OpenAI Codex and similar cloud coding agents
OpenAI’s newer coding agents and web-based coding environments target some of the same autonomous task execution territory. They can be good for cloud execution, quick experiments, and teams already standardized on OpenAI. Claude Code stands out when long-context reasoning and codebase understanding are the top priority. If a team is already deep in OpenAI tooling, though, the integration and familiarity can outweigh Claude Code’s strengths.
FAQ
What is Claude Code best at?
Claude Code is best at tasks that span multiple files or require understanding a whole codebase. Think refactors, debugging across services, test generation, and implementing features from a spec.
Is Claude Code just an autocomplete tool?
No. It can suggest code, but its real identity is as a coding agent that reads files, plans changes, edits code, runs commands, and works through larger tasks.
How do I get started?
Most users start by installing Claude Code in the terminal or using Anthropic’s web or desktop interfaces. You will get better results faster if you also add a CLAUDE.md file with project rules, commands, and architecture notes.
How long does it take to set up?
Basic setup can be quick, often under 30 minutes. Getting good results consistently takes longer, because teams usually need time to document conventions, learn prompting habits, and decide how much autonomy to give it.
Does Claude Code work inside my IDE?
Yes. Anthropic supports terminal workflows, web access, desktop apps, and integrations with editors like VS Code and JetBrains. Some developers still prefer using it from the terminal for the fullest experience.
Can Claude Code edit multiple files at once?
Yes. That is one of its main strengths. It can coordinate changes across implementation files, tests, and configs in a single task.
Does Claude Code create pull requests?
It can work with Git workflows, including branches, commits, and pull request creation. Many teams use it specifically to turn a scoped request into a reviewable PR.
What models power Claude Code?
Claude Code uses Anthropic’s Claude models, including Sonnet and Opus variants. Higher-end reasoning modes can improve quality on difficult tasks, but they also use more compute.
Is Claude Code good for large repositories?
Usually yes, especially compared with smaller-context tools. Anthropic’s 1 million token context support helps on large repos, though very long sessions can still run into summarization and context tradeoffs.

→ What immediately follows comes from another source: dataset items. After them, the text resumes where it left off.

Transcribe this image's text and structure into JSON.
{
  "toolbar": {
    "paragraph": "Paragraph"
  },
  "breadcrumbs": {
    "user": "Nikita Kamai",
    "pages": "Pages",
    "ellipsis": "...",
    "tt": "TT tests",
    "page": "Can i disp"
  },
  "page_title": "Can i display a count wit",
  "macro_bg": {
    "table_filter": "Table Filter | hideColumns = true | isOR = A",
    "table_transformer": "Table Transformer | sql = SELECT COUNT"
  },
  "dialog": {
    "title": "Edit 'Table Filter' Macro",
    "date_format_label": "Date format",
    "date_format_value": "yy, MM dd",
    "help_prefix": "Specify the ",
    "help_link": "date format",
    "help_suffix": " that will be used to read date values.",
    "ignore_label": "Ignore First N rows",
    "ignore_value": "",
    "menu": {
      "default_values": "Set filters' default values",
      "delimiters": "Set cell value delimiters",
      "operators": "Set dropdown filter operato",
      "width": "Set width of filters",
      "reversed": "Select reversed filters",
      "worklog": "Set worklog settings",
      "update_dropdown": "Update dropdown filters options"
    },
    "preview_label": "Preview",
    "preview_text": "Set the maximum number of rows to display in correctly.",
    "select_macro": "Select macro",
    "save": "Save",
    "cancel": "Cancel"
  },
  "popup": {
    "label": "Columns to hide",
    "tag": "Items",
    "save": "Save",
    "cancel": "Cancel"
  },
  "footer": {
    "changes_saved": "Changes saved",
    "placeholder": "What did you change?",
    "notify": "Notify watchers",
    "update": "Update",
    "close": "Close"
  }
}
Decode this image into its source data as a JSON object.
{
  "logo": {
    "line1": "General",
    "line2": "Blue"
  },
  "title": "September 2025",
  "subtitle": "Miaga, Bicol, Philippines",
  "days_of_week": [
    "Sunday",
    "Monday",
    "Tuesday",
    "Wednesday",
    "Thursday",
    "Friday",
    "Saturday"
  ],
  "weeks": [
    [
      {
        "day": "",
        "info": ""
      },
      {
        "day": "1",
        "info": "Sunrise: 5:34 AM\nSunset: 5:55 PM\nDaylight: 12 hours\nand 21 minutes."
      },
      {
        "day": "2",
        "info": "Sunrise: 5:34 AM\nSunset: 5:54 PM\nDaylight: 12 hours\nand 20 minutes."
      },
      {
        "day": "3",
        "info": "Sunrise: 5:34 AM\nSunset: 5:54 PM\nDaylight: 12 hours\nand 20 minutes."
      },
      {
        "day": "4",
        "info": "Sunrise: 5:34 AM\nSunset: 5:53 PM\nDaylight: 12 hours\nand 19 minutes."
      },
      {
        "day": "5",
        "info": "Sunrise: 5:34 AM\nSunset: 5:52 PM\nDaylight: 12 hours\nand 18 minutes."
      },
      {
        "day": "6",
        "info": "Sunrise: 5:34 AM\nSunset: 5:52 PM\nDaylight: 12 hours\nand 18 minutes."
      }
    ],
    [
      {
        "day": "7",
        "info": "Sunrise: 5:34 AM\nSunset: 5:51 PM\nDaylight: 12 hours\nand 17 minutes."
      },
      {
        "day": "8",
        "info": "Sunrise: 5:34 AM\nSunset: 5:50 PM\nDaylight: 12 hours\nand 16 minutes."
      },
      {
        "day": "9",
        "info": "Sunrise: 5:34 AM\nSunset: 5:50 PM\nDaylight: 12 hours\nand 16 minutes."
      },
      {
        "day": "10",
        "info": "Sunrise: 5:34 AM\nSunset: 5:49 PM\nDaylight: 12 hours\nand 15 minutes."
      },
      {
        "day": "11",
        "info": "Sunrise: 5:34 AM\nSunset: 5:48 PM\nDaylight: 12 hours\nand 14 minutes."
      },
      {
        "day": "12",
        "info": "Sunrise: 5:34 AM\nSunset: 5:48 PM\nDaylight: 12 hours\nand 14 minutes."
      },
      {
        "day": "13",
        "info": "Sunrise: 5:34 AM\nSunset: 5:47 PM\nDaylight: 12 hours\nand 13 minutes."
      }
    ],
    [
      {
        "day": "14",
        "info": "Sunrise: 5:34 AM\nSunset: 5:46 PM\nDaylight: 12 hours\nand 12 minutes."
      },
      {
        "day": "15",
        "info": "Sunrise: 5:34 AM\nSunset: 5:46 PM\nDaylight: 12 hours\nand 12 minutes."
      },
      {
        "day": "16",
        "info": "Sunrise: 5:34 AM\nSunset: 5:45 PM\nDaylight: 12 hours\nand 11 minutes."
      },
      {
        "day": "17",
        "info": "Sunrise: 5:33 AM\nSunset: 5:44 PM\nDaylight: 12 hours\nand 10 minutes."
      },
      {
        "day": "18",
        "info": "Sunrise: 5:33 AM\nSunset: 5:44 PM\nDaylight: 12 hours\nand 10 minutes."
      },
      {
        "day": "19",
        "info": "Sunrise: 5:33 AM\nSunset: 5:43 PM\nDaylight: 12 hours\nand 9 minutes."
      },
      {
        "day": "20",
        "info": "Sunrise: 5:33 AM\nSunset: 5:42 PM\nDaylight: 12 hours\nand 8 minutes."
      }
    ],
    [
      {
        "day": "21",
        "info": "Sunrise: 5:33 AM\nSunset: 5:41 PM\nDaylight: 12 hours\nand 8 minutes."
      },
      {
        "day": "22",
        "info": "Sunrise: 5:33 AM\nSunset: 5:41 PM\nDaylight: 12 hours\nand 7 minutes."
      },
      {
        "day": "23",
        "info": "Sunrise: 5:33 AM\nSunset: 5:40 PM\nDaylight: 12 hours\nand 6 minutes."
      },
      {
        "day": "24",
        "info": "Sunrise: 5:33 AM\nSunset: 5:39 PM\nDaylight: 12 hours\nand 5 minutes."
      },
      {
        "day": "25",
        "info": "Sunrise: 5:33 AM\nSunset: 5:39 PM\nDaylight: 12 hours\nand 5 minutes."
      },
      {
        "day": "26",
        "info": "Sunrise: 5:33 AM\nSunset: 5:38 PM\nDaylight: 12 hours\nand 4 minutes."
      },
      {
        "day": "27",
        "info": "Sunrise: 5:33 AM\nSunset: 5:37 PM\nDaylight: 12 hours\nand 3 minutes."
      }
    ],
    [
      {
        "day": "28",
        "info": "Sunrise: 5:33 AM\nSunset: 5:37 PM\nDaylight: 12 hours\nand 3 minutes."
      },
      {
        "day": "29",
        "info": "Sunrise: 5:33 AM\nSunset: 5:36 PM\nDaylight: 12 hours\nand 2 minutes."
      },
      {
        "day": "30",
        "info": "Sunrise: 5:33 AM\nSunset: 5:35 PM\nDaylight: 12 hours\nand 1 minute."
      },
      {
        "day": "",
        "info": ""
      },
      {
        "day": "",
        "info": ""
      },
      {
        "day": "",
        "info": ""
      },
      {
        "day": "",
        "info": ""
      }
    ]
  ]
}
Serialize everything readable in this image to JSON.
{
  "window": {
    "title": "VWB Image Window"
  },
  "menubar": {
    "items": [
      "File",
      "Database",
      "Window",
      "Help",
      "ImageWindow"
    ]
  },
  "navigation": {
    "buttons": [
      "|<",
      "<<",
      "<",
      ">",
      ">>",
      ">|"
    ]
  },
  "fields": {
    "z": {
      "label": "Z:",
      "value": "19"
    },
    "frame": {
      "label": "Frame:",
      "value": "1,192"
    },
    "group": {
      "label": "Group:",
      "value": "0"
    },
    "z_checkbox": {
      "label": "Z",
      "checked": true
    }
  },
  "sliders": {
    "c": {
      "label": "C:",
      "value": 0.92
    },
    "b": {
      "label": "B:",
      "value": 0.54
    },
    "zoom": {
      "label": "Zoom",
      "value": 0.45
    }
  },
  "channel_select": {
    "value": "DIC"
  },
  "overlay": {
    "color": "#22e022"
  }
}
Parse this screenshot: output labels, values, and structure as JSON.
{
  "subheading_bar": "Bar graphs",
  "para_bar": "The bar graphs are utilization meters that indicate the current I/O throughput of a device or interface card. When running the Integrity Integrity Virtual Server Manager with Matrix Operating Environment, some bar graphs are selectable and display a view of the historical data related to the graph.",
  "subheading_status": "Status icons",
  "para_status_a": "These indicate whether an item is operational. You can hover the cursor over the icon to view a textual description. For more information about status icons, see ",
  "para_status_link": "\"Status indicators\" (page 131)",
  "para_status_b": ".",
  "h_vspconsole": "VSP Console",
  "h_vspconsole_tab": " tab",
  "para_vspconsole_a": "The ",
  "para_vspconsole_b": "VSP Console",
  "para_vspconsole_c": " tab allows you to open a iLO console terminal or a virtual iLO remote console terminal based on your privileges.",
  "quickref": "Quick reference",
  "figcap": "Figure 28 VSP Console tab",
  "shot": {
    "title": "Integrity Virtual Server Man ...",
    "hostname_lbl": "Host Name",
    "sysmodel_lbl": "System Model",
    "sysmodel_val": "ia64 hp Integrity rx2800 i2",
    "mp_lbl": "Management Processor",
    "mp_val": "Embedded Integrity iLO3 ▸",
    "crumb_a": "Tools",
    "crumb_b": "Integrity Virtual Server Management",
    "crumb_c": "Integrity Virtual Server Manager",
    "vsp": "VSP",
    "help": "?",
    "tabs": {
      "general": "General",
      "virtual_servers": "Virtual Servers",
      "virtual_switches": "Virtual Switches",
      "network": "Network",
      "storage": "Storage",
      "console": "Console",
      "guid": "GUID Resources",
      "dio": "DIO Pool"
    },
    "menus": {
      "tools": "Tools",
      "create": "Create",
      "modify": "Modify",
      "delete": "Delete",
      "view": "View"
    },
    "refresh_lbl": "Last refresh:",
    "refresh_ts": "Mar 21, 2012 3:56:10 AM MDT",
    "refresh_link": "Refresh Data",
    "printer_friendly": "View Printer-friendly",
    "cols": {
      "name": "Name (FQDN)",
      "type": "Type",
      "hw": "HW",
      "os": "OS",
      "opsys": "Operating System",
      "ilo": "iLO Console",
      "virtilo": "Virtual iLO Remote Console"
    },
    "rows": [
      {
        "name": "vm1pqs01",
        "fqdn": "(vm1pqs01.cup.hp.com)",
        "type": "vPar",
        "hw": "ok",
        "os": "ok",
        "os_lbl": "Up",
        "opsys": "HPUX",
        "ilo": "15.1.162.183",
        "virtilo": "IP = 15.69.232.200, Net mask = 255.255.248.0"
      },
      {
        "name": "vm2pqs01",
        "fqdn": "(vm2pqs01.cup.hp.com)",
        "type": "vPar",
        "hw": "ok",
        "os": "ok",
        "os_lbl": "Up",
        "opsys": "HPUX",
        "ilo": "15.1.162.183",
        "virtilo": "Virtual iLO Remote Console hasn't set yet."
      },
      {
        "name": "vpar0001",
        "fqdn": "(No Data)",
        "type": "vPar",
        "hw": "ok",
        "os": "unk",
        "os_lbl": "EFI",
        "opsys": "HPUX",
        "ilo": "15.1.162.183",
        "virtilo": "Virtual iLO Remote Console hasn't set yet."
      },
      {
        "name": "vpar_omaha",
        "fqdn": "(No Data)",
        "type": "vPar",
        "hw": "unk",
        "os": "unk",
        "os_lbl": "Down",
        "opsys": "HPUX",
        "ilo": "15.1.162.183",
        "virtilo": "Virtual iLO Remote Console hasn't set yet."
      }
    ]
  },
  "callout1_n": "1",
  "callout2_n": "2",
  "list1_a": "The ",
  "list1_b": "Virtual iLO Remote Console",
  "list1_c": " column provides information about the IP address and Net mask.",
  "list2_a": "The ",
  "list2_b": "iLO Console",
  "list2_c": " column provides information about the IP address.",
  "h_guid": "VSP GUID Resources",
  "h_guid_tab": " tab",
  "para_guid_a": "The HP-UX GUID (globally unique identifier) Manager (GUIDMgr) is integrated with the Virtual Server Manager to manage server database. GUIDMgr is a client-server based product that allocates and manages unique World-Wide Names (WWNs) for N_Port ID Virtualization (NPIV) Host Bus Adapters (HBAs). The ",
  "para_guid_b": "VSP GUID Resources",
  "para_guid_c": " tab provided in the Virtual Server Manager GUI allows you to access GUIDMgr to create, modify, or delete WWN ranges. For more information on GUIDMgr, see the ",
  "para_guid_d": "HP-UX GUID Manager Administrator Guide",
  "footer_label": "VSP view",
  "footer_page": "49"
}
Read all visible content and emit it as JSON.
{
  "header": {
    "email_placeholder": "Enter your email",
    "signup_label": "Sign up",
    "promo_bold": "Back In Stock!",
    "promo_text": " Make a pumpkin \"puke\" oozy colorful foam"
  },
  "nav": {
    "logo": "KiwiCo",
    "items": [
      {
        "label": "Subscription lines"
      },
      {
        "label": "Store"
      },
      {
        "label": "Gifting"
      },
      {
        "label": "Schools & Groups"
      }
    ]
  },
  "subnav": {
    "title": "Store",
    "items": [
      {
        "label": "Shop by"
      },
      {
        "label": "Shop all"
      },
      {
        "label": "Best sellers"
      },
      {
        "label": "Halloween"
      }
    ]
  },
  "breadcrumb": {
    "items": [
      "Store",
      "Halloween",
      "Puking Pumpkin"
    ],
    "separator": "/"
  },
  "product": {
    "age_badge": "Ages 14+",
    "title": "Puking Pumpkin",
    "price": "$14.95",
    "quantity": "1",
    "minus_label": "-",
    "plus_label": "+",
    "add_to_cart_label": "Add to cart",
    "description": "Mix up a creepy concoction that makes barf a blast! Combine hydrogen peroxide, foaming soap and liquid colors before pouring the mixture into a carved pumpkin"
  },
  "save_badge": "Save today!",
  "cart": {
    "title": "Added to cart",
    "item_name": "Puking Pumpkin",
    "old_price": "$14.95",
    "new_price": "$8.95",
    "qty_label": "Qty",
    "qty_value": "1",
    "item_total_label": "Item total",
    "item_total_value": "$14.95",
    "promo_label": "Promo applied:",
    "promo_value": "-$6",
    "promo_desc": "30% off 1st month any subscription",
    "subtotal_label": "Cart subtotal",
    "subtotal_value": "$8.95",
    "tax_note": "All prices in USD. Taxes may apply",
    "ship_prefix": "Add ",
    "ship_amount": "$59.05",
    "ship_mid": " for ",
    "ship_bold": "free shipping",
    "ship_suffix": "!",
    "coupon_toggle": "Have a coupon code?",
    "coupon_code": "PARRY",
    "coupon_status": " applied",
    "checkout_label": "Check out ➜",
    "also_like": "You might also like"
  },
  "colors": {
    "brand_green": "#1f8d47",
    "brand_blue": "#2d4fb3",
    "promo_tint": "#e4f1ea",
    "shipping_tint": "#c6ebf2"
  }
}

What are the biggest downsides?
The biggest downsides are the learning curve, usage limits, and the need for strong human review. It can produce a lot of code quickly, but teams still need to check correctness and architectural fit.
Is Claude Code better than Cursor or Copilot?
It depends on the job. Claude Code is often stronger for repo-level reasoning and autonomous multi-step work. Cursor and Copilot are often easier for fast, editor-centered coding workflows.
Is Claude Code suitable for teams?
Yes, especially teams doing serious engineering work with established conventions. It becomes more useful when a team documents its practices clearly and treats the tool as part of the workflow, not just a personal assistant.